Open madeindjs opened 10 months ago
Hi @madeindjs Thanks for the contribution. I'm wondering if it slows down a lot when using large files as input, have you had any cases like that?
So the thing is I tried with a large diff (25Mo) and the performances are still fine. I just tried to experimente some stuff to improve the performances: The execution time was identical. But it surely improve memory consumption.
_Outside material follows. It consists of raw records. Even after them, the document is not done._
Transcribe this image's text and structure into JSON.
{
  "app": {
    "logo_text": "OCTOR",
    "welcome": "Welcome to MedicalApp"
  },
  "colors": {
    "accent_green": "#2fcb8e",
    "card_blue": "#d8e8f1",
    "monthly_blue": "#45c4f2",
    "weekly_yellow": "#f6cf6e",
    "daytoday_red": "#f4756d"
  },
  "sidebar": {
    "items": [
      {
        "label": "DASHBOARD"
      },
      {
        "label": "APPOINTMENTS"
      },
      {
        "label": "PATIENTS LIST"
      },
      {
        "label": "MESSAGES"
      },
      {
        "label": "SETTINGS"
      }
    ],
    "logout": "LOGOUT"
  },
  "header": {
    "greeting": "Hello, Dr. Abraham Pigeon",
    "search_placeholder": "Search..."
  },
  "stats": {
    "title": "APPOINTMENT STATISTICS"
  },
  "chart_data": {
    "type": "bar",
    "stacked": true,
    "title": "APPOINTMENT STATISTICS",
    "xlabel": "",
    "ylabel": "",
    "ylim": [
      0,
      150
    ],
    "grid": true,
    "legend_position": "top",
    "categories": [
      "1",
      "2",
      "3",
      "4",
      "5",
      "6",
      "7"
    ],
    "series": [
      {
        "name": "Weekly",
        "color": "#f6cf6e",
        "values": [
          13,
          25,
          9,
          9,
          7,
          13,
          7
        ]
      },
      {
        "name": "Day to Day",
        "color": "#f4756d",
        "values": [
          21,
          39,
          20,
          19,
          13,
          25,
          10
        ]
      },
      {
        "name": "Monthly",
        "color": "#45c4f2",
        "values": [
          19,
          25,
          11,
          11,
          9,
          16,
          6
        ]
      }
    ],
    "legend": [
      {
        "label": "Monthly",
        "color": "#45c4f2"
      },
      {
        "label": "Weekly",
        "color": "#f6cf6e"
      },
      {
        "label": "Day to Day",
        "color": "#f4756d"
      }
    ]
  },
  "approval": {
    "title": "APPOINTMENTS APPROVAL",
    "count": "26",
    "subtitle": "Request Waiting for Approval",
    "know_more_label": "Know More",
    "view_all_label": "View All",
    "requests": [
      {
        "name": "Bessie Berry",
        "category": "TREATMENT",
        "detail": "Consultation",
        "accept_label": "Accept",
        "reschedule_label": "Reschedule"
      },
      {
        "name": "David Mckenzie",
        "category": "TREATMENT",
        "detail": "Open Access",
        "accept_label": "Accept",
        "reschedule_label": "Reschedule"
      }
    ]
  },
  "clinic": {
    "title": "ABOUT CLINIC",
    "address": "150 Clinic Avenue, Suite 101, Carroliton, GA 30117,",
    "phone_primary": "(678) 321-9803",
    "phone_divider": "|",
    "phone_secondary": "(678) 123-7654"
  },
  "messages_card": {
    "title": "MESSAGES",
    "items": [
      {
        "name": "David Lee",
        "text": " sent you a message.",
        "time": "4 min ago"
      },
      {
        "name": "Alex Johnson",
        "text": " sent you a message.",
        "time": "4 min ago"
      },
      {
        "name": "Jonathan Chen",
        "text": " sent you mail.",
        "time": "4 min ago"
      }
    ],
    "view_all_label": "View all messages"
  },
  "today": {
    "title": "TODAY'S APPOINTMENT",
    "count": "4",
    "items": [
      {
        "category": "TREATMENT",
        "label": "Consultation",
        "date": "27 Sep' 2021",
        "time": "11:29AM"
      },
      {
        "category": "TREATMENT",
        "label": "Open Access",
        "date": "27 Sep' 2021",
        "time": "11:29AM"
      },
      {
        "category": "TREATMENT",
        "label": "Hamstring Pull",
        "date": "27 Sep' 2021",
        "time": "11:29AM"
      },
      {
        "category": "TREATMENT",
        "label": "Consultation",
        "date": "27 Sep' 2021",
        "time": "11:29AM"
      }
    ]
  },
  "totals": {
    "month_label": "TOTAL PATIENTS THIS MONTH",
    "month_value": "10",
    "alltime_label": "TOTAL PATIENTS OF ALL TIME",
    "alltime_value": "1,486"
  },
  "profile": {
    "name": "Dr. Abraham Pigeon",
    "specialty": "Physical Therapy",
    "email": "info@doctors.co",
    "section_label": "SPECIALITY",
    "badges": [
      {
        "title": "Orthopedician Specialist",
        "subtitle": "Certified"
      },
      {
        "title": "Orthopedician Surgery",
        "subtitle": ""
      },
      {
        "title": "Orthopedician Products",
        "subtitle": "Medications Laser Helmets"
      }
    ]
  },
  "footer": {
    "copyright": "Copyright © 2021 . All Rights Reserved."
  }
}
It's might also be cool if user wants to iterate on each changes without storing them in memory.
It's up to you to decide if this PR is good to have or not.
BTW, I tried to go further and use AsyncGenerator
when reading the file (here) like this
async function* getGenerator() {
const stream = createInterface({ input: createReadStream(FILE) });
for await (const line of stream) yield line;
}
for await (const change of parseGitDiffAsync(getGenerator())) console.log(change);
...but my conslusion was the execution time become worse (aroud 2 times slower, probably because it requires that I add async
everywhere). But it can still be intersting for large file which doesn't fit in memory.
But it surely improve memory consumption. It's might also be cool if user wants to iterate on each changes without storing them in memory.
@madeindjs Agree! Thanks for the explanation. What do you think about the supporting streams instead of using generators? After seeing the above example, I realized that it would be more usable if we support streams.
Yes I agree, I'll update the PR with the support of stream instead of generator.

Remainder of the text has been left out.